While ago, I started writing MojoFacets, fast web-based faceted browser which keeps data in-memory. Since I last wrote blog post about it I added various features to it turning it into powerful spreadsheet-like application within browser in which you can mangle your data using perl code.
Let me start with a list of new features:
- run perl snippet over filtered subset of data, modifying columns (using $update) or creating aggregated result (using $out)
- format on-screen filter html with hidden ;, so that copy/paste into spreadsheet produce correct values and counts
- export dataset as tab separated values for easy migration into other applications
- use tab separated export and optional time format string with gnuplot to produce png graphs from data (this works well for huge datasets)
- export filtered values from facets in simple one-value per line format
- run perl snippets over filter's facet values to easily select ($checked) or calculate something with $value or $count
- import of CSV files (with optional encoding specified in filename)

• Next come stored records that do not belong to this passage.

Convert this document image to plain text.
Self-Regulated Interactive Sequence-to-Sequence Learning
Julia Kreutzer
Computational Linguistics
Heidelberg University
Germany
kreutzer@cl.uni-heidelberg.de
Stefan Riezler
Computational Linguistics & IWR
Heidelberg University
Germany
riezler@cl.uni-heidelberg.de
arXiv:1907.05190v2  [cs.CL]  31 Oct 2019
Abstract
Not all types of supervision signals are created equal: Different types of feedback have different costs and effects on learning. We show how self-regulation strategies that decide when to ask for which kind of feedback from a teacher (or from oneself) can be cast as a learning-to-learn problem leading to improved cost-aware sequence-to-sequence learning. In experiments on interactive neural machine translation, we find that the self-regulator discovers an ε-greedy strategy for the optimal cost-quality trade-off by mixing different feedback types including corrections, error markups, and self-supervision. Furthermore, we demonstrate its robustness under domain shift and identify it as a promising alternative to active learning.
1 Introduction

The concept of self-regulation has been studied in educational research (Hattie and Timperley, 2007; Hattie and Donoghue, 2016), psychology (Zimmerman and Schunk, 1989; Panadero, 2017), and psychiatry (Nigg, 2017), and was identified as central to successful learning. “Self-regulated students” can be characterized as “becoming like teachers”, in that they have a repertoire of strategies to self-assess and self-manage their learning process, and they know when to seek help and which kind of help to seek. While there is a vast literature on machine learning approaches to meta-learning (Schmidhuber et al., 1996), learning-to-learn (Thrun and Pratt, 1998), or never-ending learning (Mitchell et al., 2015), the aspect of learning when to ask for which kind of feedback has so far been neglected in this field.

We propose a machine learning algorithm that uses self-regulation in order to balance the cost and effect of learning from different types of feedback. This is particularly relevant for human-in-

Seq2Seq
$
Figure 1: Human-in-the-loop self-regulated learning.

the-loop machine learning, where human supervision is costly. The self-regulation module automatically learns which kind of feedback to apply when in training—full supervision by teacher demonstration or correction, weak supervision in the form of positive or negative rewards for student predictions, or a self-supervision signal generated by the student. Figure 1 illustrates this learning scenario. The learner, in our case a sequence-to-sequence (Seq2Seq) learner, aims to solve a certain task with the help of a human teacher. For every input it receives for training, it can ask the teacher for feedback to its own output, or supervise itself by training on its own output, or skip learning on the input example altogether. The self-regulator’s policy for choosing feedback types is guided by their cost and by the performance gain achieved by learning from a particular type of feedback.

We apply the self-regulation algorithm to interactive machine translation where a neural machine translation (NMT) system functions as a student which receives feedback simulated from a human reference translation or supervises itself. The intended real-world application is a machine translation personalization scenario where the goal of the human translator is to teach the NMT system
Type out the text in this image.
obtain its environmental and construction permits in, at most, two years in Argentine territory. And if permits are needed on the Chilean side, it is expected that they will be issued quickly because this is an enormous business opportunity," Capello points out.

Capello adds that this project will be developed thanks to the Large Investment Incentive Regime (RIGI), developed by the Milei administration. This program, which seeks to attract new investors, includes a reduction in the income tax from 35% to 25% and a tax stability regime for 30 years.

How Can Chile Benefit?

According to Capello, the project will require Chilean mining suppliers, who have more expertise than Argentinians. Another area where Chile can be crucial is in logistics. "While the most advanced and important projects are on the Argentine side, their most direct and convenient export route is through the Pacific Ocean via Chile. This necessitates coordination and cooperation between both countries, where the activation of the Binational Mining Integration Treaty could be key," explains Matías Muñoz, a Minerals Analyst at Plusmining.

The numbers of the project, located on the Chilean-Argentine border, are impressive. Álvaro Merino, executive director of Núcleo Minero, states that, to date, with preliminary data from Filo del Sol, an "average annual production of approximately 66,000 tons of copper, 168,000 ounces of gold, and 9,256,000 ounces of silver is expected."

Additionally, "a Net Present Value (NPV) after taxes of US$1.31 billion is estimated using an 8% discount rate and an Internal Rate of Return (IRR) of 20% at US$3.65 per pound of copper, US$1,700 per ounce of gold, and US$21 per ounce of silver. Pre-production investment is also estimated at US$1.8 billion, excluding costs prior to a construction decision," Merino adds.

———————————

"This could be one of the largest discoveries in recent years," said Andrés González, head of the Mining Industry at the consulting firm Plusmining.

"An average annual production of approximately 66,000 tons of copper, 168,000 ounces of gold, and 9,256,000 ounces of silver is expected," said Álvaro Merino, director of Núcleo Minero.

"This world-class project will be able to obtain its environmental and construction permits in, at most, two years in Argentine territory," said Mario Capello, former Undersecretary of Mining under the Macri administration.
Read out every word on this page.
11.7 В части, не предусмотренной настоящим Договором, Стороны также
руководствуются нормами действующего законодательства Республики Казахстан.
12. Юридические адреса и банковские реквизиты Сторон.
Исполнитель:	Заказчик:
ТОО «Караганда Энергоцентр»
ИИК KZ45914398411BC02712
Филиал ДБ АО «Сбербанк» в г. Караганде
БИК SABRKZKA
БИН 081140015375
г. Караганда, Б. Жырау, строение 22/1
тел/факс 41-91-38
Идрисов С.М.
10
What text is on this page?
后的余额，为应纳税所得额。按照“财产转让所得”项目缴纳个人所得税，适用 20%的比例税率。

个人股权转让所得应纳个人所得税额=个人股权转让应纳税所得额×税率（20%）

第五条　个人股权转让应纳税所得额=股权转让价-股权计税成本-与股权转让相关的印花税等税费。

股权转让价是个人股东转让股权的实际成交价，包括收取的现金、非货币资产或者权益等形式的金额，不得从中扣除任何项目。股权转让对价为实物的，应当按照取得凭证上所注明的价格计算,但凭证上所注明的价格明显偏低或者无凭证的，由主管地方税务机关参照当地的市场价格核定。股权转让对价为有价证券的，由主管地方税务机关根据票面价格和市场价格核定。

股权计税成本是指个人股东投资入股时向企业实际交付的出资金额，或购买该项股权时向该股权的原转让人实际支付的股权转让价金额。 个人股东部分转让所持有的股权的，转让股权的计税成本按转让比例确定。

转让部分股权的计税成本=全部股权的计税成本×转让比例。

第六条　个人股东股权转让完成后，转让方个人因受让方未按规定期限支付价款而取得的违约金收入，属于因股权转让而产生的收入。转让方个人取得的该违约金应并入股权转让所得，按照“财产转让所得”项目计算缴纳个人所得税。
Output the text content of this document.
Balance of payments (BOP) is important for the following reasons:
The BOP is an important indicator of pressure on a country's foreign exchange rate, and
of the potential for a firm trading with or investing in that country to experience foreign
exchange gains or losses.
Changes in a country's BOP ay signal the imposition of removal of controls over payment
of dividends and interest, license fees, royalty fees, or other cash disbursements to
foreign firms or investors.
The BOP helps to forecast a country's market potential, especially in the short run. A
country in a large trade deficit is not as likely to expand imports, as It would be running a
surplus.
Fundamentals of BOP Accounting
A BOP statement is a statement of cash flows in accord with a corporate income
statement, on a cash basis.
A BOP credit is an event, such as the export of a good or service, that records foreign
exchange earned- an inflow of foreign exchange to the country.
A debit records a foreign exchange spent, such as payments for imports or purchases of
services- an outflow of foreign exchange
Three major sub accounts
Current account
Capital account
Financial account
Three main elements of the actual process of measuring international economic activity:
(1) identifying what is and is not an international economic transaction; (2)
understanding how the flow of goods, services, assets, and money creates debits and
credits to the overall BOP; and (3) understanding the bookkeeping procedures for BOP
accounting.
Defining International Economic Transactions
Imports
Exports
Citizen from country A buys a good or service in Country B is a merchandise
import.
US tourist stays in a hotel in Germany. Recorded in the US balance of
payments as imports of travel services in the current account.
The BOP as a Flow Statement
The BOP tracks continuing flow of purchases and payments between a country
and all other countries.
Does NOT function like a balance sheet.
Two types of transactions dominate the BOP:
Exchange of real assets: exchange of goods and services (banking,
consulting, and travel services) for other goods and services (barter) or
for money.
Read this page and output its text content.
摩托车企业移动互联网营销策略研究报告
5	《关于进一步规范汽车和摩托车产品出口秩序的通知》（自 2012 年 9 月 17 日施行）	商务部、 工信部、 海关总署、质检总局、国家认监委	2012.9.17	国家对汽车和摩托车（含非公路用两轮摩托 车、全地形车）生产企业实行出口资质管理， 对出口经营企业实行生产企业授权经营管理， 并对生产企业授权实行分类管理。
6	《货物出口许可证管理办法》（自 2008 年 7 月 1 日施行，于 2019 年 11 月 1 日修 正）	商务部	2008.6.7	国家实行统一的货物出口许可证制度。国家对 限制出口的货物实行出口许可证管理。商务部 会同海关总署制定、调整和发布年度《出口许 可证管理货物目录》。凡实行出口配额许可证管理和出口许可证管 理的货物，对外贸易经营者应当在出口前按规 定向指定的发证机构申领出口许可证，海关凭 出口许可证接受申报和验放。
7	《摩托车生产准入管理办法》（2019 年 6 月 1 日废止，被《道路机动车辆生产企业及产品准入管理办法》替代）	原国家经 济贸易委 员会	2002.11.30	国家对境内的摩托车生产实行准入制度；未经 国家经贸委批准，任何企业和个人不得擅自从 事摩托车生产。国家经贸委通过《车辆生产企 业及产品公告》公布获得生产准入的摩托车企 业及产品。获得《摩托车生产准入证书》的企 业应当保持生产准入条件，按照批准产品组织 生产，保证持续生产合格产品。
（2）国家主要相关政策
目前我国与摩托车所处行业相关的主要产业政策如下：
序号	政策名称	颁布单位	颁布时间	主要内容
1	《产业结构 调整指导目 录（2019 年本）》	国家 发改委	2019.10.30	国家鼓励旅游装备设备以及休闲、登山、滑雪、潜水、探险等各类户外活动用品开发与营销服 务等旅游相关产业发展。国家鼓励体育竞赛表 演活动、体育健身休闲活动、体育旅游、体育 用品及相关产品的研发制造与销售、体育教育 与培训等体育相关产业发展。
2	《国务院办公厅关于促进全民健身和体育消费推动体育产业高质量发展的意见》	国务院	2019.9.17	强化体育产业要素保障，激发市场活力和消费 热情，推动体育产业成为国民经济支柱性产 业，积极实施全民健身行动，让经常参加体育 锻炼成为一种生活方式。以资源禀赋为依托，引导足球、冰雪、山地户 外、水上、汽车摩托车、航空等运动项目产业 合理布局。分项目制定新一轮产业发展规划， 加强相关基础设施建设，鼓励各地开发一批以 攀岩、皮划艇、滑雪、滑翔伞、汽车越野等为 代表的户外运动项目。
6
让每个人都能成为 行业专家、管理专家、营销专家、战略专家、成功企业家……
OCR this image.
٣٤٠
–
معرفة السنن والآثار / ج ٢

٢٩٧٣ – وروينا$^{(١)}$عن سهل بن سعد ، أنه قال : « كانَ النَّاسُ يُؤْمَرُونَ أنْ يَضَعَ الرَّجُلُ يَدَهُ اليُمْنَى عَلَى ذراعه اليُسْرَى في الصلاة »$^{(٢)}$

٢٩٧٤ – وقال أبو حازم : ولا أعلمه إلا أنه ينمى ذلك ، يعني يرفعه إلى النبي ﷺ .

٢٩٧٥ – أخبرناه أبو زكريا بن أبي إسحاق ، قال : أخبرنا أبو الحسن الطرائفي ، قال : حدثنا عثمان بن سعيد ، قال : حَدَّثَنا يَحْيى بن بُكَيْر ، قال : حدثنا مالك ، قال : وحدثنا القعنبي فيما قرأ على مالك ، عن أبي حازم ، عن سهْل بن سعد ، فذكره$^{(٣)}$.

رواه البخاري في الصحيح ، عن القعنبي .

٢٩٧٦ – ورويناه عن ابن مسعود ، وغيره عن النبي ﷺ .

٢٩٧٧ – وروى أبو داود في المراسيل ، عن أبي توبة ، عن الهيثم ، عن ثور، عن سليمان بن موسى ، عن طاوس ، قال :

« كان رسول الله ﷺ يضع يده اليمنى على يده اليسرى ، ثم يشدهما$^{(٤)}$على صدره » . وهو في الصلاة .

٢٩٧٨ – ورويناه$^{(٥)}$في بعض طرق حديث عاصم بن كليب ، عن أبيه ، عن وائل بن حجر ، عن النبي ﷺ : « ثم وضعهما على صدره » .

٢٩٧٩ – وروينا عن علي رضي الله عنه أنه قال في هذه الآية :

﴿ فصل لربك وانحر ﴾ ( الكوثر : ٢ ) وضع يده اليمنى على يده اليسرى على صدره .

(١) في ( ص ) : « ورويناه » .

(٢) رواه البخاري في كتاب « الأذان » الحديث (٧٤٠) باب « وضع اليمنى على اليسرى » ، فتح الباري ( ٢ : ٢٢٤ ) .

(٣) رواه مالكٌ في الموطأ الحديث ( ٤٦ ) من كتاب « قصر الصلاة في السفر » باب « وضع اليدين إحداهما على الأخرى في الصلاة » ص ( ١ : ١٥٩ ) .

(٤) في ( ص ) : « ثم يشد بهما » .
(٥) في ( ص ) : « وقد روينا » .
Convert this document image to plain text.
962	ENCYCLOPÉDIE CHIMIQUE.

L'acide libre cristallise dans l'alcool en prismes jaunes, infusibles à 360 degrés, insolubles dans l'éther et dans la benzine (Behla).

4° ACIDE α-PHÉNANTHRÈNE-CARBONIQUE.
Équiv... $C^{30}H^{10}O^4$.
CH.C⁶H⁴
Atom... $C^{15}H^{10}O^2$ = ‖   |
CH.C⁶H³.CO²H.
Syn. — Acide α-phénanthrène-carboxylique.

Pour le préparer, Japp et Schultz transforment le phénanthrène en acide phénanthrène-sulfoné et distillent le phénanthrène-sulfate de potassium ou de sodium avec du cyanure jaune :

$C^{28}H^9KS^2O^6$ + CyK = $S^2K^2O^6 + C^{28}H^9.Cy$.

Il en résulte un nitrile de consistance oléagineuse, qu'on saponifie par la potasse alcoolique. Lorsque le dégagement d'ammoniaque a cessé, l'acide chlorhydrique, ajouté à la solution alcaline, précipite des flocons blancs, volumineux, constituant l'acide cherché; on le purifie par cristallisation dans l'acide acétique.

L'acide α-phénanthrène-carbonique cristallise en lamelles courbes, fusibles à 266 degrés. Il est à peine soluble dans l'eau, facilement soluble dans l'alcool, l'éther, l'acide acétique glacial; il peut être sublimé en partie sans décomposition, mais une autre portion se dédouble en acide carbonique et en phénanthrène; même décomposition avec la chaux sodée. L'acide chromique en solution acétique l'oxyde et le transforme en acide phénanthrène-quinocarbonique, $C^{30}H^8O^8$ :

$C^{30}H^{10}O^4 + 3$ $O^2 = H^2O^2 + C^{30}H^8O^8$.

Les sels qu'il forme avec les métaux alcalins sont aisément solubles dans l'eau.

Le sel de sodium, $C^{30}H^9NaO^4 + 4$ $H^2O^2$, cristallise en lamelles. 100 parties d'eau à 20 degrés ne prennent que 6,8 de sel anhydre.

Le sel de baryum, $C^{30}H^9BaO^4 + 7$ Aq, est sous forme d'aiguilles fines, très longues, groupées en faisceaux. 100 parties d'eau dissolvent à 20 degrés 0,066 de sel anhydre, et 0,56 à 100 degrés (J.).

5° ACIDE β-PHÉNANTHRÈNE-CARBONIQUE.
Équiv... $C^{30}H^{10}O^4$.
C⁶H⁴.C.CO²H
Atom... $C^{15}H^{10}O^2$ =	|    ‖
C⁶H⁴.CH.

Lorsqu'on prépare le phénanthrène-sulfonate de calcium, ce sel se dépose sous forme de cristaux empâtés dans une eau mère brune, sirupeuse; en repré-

- import from CouchDB databases or view
- import SQL query results from RDBMS using any DBI perl module (tested with PostgreSQL, mysql and SQLite)
- switch between loaded data-sets easily (filters are already shared between them, allowing poor man's join)
- implement lookup into different data-set with descriptive statistics on values
Adding perl code evaluation over dataset was logical extension since I already had web interface written in perl which had all data in memory. To make it fast, I had to implement indexes (and invalidation). But small things, like automatic generation of meaningful names for code snippets in form of dependent_col1,dep_col2.result_col1,res_col2 turned read-only web interface into powerful tool for application of reusable code snippets on data.
Latest feature is lookup to other datasets with ability to create multiple columns from lookup values. MojoFacets is now sufficiently advanced to replace relational database for quick join-like problems, but this time by writing a little snippet of perl looking like this:
lookup($row->{issn}, 'nabava', => 'issn', sub { my $stat = shift; push @{ $update->{listprice} }, $on->{listprice}; $stat->add_data( $on->{listprice} ); },sub { my $stat = shift; $update->{price_min} = $stat->min; $update->{price_max} = $stat->max; });This will lookup using $row->{issn} into nabava dataset using issn column. First sub is executed for each value in lookup date (using $on hash) and second one is executed once to create aggregates using $stat which is Statistics::Descriptive object. Second sub is optional if you don't need aggregates.
If you found Google Refine and wanted something similar, but in perl (with perl as query/mangling language) MojoFacets might be good choice.